Ahora bien, la verdadera moralidad y la mejora de la vida de las personas es algo que merece la pena, pero en realidad no es la religión. Es algo que las personas religiosas deberían hacer. La religión, en cambio, es el encuentro de la humanidad con lo trascendente. Es la zarza ardiente, el valle de los huesos y los carros de fuego. Es la mística de los mártires, la pasión de los santos y los milagros del desierto. Es las noches de insomnio de las visiones, el encuentro con Dios, la visión sacramental y la fe de los niños.
Finalmente, el rey Carlos III es el símbolo máximo del Deísmo. El deísta cree en Dios, pero su dios no hace nada. Es un monarca celestial adormecido, que se contenta, como Carlos III, con mantener la boca cerrada, disfrutar de los palacios y las prebendas celestiales y quizás estar allí de vez en cuando para alguna que otra aparición ceremonial. Los informativos no dejan de subrayar que Carlos tendrá que cambiar de marcha para su nuevo papel. Se acabó el activismo bienintencionado, las notas personales reprendiendo a los ministros del gobierno y convocando reuniones con los burócratas que se portan mal. Ahora, al igual que su madre, deberá contentarse con las sonrisas educadas, los apretones de manos diplomáticos, los photocalls y el gran esfuerzo de mantener la boca cerrada.

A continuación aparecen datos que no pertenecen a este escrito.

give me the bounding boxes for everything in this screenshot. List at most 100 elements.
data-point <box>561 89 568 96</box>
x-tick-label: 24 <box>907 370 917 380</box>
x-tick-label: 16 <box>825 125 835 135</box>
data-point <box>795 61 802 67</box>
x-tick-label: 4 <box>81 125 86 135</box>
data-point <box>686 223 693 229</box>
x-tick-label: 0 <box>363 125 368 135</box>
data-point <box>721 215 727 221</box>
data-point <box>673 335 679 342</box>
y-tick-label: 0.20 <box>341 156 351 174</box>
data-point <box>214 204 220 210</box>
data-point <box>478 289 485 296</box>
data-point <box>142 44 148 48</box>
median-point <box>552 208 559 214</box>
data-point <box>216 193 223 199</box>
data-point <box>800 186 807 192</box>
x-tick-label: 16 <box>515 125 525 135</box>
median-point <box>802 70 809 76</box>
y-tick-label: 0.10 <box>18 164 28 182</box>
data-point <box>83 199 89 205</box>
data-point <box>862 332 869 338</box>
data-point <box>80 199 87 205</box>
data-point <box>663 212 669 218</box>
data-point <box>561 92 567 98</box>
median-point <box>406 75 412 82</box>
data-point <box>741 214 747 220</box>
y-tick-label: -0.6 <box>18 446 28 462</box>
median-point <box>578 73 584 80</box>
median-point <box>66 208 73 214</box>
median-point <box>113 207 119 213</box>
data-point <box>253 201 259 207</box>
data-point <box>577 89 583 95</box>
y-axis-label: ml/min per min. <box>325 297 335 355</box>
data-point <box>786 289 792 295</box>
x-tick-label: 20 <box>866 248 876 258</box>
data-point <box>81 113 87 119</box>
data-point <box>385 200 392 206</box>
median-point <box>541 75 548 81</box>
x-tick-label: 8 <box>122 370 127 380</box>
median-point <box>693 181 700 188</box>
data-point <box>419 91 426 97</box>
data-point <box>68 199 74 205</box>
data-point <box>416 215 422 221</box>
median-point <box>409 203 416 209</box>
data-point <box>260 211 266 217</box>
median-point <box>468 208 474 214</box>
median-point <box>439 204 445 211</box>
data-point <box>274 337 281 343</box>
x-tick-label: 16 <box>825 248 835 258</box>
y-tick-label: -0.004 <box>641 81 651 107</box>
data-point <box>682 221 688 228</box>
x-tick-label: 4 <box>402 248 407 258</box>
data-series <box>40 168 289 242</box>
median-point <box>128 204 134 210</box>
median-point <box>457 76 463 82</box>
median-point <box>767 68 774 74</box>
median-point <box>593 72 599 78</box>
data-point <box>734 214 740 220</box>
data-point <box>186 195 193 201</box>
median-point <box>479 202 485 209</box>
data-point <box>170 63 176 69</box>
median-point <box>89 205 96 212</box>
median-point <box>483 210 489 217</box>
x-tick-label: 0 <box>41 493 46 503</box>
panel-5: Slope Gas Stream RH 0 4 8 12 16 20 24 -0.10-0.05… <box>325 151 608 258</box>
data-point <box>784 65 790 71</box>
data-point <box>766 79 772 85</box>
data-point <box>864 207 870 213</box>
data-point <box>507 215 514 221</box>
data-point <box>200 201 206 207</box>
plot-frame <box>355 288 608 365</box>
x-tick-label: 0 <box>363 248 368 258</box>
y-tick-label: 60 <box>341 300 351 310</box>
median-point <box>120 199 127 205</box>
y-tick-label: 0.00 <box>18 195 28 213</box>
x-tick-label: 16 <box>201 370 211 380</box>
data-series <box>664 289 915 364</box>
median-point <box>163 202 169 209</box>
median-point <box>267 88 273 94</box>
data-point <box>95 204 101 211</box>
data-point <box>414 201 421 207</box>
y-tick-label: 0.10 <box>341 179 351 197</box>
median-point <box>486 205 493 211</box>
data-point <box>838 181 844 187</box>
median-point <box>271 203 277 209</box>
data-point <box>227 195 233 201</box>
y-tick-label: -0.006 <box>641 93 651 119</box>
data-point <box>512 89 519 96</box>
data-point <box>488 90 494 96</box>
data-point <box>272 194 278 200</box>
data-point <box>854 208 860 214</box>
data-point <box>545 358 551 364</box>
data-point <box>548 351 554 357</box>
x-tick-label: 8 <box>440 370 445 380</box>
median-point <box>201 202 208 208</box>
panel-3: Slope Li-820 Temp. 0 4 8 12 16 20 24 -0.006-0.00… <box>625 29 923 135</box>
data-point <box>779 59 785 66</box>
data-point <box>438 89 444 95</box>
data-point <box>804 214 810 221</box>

Le deseo lo mejor en esta difícil empresa. Sin duda, como él apoya a la Iglesia de Inglaterra, ellos también lo apoyarán a él, ya que juntos luchan por vivir el falso cristianismo del deísmo moralista y terapéutico. Esta lucha está condenada en última instancia, por supuesto, porque, como dice San Pablo, «tiene la forma de la piedad, pero niega su poder». Es una mera obra de manos humanas: el arrianismo y el pelagianismo de nuestros días.